Morgan Radwa N, Saleh Sarra E, Farrag Hala A, Aboshanab Khaled M
National Centre for Radiation Research & Technology (NCRRT), Drug Radiation Research Department, Egyptian Atomic Energy Authority (EAEA), Ahmed El-Zomor Street, Nasr city, Cairo, 11787, Egypt.
Microbiology & Immunology Department, Faculty of Pharmacy, Ain Shams University, African union organization Street, Abbassia, Cairo, 11566, Egypt.
Ther Deliv. 2023 Jan;14(1):31-60. doi: 10.4155/tde-2022-0055. Epub 2023 Mar 23.

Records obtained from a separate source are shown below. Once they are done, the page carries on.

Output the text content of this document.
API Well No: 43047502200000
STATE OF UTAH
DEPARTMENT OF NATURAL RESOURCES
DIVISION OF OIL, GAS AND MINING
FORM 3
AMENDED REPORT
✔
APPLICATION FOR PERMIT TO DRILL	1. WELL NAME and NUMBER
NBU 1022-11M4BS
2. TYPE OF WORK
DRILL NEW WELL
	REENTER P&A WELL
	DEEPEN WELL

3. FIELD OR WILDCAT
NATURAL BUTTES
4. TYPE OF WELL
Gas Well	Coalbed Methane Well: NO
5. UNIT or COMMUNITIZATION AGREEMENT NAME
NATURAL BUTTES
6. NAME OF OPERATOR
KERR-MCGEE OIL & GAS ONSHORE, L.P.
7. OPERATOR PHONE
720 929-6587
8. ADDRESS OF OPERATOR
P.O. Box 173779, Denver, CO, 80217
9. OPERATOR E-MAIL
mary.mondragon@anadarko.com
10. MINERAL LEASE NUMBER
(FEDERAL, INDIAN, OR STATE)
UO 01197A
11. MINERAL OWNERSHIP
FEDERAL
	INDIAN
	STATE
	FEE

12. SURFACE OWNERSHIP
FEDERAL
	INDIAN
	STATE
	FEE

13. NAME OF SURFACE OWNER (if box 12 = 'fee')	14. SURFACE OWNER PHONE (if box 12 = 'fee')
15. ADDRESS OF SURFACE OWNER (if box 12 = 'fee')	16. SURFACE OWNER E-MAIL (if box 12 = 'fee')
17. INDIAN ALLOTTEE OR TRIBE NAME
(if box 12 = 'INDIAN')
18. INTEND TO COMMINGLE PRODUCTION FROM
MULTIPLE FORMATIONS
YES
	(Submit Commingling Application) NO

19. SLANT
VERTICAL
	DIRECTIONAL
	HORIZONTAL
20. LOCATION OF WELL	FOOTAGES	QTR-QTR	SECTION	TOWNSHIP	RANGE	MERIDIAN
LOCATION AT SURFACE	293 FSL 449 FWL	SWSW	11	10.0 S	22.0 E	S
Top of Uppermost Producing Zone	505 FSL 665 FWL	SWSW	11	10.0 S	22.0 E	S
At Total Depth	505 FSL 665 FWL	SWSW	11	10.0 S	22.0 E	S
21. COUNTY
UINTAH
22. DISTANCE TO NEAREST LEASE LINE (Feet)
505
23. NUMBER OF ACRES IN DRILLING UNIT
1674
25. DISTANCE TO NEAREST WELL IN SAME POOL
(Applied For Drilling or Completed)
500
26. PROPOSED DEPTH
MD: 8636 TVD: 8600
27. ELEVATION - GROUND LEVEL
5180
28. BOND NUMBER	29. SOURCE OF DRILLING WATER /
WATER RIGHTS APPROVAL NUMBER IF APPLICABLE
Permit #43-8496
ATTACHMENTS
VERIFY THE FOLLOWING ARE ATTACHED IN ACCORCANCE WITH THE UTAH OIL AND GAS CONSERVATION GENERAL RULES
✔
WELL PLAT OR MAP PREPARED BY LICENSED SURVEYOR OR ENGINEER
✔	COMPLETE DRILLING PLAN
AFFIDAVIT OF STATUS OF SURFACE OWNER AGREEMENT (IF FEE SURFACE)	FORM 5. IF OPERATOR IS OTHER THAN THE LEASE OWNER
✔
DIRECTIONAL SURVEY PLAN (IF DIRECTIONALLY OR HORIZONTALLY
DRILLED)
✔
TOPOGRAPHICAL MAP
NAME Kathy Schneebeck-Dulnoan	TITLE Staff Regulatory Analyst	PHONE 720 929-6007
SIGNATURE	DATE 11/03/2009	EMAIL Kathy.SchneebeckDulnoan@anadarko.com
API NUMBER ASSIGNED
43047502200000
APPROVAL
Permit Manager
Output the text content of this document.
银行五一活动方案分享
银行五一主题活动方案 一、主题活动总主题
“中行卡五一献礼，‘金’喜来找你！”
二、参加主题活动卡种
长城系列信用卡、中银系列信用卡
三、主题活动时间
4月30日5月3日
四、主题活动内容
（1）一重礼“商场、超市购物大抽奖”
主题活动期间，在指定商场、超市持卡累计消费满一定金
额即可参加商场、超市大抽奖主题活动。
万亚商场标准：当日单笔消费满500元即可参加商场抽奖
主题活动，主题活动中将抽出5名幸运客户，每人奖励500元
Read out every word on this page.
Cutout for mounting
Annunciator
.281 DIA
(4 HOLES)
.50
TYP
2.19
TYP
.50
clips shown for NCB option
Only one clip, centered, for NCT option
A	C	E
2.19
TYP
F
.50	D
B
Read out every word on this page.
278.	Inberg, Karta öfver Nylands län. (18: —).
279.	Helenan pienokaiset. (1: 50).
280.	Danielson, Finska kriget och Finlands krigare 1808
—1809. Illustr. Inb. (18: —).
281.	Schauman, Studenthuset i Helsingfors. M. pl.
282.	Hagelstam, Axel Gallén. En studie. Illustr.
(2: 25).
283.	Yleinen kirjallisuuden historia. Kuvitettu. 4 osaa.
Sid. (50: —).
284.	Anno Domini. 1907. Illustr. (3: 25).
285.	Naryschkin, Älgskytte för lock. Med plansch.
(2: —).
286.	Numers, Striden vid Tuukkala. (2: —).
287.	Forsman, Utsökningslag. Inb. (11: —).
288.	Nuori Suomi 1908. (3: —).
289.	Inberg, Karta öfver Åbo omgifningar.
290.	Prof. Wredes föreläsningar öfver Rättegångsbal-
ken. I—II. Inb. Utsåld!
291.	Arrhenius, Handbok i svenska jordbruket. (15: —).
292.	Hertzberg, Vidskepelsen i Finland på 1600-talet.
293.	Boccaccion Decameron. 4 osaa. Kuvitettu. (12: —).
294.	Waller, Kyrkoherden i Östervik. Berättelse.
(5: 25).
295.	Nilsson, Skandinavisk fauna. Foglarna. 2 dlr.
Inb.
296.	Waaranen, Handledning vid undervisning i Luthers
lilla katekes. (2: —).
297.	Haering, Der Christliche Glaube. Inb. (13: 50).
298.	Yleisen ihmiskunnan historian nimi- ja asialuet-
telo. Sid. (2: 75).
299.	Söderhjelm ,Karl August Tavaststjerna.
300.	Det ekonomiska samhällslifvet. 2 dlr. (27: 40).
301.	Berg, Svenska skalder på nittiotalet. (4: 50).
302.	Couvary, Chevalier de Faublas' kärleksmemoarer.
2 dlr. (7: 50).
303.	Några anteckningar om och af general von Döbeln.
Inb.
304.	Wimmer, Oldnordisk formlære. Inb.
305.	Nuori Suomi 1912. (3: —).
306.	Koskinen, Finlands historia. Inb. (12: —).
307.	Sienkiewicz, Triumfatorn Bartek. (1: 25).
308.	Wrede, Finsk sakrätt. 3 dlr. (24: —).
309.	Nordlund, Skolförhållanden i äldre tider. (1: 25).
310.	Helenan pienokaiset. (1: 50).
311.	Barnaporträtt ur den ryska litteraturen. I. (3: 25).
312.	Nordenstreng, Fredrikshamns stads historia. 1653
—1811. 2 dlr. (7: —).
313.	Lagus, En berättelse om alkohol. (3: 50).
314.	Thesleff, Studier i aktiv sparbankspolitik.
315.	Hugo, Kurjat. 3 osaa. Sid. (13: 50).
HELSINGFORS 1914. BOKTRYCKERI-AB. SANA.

exotoxin A-based immunotoxins (PE-ITs) are fusion proteins that harness targeting and toxin moieties. Structural optimizations in PE and targeting moieties were implemented to lower their immunogenicity and alleviate undesirable side effects. PE moiety was engineered to lack its cell-binding domain and T cell epitope regions, whereas single chain (scFv) and disulfide Fv portions (dsFv), nanobodies, and monobodies were utilized as targeting moieties. This review discusses applications of PE-ITs on different types of cancer, structural optimizations to reduce PE-ITs drawbacks, and recent modifications applied for efficient therapeutic delivery. Finally, we draw attention to the possibility of combining radiotherapy, radionuclides, and RGDs with PE-IT to improve overall response rates of IT-based treatments and reduce cancer cell resistance.
基于外毒素A的免疫毒素(PE-ITs)是利用靶向部分和毒素部分的融合蛋白。对PE和靶向部分进行了结构优化,以降低其免疫原性并减轻不良副作用。对PE部分进行工程改造,使其缺乏细胞结合结构域和T细胞表位区域,而单链(scFv)和二硫键Fv部分(dsFv)、纳米抗体和单域抗体被用作靶向部分。本文综述了PE-ITs在不同类型癌症中的应用、减少PE-ITs缺点的结构优化以及为实现有效治疗递送而进行的最新修饰。最后,我们提请注意将放疗、放射性核素和RGDs与PE-IT相结合以提高基于IT的治疗的总体反应率并降低癌细胞耐药性的可能性。